Hpmu kembali berdering, ini adalah kali yang kedua puluh satu. Darahmu mendidih. Kau betul-betul merasa terganggu dengan dering bunyi hp yang berkali-kali itu. Ingin rasanya kau membanting hpmu, kalau saja kau tidak ingat arti pentingnya hp bagimu. Hp telah memperkenalkanmu dengan banyak hal yang tidak mungkin kau kenal kalau saja kau tak punya hp. Hp telah membawamu merambah lebih jauh lebih dari sekedar apa yang kau bisa raih dengan organ tubuh aslimu. Oh, kenapa tidak kau matikan saja? Selain disediakan fasilitas dihidupkan, hp juga membuka peluang untuk dimatikan, sehingga semua pesan dan keinginan orang untuk menghubungimu lewat udara akan tertunda sampai batas waktu yang tidak ditentukan. Atas saran yang tiba-tiba muncul dalam kepalamu, yang tak pernah kau coba pikirkan muasalnya, kau matikan hp itu. Ada rasa lega. Kini kau bersiap-siap melanjutkan penelusuran ingatan, tanpa perlu tersendat oleh deringan hp yang membawa pesan yang sama, pikirmu.

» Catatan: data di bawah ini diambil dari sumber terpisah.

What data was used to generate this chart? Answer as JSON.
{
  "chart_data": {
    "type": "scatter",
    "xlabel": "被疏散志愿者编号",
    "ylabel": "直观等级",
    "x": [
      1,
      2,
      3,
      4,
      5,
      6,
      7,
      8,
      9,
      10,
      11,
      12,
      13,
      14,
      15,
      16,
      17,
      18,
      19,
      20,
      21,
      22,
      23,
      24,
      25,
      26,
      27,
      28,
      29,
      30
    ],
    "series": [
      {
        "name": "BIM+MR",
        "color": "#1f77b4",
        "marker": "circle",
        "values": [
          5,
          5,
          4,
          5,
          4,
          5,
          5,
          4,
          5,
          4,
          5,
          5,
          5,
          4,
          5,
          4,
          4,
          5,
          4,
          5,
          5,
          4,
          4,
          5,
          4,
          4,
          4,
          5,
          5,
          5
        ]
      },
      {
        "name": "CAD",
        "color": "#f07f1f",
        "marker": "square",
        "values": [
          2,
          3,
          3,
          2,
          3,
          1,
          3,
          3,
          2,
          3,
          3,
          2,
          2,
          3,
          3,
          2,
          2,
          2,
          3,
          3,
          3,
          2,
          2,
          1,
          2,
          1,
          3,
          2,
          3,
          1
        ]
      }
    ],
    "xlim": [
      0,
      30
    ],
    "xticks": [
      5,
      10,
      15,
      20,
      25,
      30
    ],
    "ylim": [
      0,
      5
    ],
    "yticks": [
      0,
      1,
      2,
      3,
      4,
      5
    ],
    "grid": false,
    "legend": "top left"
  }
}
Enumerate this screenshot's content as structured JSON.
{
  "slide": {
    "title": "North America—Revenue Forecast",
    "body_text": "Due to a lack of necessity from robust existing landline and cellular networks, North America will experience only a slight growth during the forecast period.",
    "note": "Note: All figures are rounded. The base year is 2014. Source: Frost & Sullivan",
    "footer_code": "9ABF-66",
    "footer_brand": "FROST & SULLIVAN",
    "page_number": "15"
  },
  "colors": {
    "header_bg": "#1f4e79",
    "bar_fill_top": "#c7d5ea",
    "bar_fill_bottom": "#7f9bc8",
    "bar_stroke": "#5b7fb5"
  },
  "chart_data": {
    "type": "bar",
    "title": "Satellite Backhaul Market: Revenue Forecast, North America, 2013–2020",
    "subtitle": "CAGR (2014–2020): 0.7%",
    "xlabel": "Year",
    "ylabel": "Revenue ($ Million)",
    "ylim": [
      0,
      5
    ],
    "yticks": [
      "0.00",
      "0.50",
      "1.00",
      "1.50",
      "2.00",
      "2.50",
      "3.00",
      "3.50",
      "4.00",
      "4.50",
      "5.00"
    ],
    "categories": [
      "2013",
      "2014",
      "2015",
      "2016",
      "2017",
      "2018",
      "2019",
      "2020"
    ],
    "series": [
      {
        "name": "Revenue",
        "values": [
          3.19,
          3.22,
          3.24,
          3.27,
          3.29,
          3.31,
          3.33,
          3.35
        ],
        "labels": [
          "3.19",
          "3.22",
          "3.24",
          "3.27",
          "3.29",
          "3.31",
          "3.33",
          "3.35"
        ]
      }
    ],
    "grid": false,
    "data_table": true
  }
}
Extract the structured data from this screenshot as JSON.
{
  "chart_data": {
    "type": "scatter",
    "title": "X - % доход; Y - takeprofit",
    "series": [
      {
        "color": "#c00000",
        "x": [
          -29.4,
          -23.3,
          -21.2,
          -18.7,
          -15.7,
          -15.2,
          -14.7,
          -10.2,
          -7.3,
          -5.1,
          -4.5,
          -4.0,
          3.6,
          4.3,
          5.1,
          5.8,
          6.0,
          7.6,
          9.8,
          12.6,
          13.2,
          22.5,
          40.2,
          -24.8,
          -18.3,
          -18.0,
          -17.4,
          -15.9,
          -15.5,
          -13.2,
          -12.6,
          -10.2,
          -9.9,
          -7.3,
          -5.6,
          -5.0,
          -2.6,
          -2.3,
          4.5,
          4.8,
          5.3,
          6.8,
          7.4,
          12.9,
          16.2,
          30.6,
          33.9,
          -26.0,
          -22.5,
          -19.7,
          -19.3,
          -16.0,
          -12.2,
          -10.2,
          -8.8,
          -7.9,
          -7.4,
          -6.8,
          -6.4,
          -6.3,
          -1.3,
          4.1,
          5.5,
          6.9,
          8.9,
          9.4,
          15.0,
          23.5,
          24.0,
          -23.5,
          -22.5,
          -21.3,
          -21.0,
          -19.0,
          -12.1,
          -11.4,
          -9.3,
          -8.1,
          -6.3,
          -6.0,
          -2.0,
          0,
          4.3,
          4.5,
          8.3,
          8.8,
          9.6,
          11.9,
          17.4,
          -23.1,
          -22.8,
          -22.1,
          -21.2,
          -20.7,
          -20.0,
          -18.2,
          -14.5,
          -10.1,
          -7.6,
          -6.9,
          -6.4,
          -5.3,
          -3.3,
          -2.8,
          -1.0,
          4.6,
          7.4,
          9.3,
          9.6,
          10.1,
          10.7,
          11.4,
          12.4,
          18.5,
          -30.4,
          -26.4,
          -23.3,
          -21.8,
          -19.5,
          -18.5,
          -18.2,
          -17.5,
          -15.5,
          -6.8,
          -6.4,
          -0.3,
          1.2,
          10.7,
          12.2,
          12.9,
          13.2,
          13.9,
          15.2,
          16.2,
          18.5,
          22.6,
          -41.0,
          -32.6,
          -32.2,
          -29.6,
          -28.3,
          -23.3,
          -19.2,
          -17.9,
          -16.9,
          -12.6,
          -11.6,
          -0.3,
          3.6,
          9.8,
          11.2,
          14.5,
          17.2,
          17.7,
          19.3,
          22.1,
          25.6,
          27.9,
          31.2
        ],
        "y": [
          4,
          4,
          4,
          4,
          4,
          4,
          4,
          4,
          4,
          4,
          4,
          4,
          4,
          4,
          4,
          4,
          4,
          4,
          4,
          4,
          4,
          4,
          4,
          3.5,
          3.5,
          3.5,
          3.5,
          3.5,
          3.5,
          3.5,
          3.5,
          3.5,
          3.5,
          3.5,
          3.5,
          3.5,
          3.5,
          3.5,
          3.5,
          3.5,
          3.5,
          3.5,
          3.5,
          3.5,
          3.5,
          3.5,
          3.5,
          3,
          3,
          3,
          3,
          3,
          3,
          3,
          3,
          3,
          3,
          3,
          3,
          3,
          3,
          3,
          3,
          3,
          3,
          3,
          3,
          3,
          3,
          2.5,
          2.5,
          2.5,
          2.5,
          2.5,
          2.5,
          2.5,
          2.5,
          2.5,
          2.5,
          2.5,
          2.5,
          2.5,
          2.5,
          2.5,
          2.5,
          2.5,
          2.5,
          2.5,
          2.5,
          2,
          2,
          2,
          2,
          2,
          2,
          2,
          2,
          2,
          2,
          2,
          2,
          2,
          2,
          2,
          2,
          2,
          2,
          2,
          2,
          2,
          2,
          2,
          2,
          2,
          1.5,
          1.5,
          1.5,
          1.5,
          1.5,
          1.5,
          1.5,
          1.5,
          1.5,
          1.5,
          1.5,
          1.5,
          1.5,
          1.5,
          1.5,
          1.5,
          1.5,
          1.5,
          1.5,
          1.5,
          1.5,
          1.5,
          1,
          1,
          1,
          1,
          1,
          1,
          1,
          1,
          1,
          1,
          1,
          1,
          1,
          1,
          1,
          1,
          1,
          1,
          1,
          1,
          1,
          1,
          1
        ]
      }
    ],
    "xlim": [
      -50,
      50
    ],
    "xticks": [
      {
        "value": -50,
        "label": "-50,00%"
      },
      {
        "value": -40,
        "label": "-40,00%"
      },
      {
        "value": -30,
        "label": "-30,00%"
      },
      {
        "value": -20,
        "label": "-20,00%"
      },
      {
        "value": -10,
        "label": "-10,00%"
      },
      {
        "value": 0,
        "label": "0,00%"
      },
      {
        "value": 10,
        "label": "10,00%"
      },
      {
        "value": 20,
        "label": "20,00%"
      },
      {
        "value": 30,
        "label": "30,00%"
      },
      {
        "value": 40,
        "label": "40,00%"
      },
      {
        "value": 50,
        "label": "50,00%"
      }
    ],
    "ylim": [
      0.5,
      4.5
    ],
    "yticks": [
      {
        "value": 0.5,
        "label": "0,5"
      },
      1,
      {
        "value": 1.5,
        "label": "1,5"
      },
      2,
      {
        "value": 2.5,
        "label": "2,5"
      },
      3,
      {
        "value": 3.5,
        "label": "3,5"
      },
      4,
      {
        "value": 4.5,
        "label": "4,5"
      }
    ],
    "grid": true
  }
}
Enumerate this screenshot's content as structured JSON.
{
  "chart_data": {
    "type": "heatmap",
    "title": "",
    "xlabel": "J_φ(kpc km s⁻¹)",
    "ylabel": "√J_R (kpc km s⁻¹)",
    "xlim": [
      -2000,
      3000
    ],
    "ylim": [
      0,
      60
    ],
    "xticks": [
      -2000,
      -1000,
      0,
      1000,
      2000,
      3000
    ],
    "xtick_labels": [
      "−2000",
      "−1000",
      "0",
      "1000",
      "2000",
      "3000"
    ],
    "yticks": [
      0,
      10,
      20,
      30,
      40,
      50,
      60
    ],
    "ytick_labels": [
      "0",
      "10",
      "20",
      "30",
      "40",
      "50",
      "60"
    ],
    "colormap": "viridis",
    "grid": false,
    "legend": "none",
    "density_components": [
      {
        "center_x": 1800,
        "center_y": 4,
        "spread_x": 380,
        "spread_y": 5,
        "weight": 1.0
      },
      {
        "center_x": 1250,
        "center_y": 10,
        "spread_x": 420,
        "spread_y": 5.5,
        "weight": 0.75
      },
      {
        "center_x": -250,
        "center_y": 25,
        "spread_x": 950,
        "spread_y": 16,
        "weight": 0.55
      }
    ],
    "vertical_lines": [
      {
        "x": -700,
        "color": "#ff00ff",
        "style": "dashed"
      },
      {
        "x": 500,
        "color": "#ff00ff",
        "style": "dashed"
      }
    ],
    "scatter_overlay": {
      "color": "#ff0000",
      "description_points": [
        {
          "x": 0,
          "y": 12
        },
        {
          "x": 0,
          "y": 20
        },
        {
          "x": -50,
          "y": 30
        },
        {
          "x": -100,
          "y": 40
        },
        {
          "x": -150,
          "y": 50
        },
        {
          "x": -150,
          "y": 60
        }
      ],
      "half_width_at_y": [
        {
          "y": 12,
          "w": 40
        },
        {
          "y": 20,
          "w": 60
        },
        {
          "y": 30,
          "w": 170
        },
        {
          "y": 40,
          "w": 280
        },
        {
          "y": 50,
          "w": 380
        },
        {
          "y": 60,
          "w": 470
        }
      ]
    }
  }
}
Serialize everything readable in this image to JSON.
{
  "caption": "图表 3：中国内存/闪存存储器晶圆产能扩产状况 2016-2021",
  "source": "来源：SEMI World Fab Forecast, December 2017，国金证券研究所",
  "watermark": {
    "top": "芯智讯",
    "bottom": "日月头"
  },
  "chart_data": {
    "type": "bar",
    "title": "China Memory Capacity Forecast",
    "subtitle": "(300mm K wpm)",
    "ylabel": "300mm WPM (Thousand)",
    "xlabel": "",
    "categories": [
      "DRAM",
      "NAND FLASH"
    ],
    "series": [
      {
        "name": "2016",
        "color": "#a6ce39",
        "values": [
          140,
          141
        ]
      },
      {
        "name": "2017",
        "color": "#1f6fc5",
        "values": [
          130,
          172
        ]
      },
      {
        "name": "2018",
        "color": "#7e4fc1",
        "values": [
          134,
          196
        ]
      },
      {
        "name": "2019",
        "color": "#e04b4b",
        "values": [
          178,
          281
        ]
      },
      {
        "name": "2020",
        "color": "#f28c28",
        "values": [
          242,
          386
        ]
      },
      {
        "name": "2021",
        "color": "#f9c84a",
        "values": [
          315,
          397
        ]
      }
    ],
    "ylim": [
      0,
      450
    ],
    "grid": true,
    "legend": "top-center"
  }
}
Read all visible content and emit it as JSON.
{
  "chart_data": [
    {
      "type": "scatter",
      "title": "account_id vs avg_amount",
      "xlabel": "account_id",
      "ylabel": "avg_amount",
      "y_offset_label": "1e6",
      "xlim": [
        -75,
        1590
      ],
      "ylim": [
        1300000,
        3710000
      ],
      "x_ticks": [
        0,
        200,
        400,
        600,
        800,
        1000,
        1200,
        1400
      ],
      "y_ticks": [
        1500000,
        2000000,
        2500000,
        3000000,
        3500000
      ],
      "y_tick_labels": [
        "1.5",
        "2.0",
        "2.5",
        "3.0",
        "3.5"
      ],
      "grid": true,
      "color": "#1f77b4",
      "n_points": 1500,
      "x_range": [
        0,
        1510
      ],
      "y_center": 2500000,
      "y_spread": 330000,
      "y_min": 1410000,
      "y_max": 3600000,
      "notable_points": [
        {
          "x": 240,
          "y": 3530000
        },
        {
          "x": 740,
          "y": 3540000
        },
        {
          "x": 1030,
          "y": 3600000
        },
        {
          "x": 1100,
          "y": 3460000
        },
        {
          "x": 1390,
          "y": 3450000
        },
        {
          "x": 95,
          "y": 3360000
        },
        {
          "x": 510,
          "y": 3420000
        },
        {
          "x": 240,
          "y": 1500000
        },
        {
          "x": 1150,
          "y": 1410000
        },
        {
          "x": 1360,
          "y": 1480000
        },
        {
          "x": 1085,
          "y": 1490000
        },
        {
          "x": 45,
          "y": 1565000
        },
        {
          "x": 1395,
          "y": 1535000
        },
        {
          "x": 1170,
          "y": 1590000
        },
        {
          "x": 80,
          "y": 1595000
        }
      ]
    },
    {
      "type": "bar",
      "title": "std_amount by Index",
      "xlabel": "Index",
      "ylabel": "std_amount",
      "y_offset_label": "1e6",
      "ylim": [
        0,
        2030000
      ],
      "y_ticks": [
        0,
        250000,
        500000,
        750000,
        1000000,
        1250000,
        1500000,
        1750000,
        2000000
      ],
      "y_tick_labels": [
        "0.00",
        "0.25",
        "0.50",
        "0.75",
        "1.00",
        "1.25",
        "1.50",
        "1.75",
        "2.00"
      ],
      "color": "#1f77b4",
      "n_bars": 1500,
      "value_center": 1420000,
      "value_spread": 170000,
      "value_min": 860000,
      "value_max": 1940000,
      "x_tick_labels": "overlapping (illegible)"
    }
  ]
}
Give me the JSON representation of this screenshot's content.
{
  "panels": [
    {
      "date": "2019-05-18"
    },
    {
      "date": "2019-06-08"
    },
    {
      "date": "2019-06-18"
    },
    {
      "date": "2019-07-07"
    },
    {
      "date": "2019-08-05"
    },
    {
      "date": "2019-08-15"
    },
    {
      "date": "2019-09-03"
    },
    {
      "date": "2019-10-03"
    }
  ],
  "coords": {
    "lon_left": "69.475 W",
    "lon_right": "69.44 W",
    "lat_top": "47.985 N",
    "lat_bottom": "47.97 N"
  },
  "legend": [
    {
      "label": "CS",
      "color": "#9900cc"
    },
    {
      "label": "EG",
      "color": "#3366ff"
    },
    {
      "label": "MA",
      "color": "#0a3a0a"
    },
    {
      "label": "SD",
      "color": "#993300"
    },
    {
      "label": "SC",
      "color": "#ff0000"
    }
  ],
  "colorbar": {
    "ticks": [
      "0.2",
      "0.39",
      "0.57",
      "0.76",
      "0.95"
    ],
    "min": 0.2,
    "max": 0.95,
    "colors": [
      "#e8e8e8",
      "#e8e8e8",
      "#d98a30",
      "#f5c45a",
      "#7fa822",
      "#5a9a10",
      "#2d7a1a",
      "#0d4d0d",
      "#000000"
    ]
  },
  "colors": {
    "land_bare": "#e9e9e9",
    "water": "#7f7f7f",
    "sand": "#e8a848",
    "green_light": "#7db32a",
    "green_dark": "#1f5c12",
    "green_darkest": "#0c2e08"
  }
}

Kau mulai dari nama Acong, ternyata hpnya tidak bernomor 0815 sekian-sekian. Kemudian Banu, juga bukan 1815 sekian-sekian. Tidak ada yang pas. Kalaupun ada, tentu namanya akan terpampang secara otomatis ketika kau membuka sms itu. Kau kemudian berniat mencari dan membuka daftar nomor telepon atau bertanya kepada operator telepon yang biasanya mengetahui nomor-nomor telepon. Tapi betapa bodohnya, bukankah para pemilik hp tidak pernah jelas, tidak terdaftar nama-namanya, apalagi kalau hp tersebut telah pindah tangan ke orang kedua, hp second, ketiga, atau kesepuluh? Kau mengurungkan niat. Hpmu kembali berdering membawa pesan pendek yang tidak kau mengerti maksud dan arahnya. Bertambah lagi keanehan yang lain, hpmu masih bisa berdering setelah kau matikan. Kau sekarang membuka kartu dan beterainya, meski kau yakin hp itu tetap akan berdering. Belum sempat kau tutup kembali, hp itu berdering lagi, tanpa kartu dan baterai. Di hp itu tertulis sebuah pesan pendek: “Telah kutitipkan diriku di asap yang sebentar kemudian mengudara.” Itu adalah kali yang ke seratus tiga puluh tiga.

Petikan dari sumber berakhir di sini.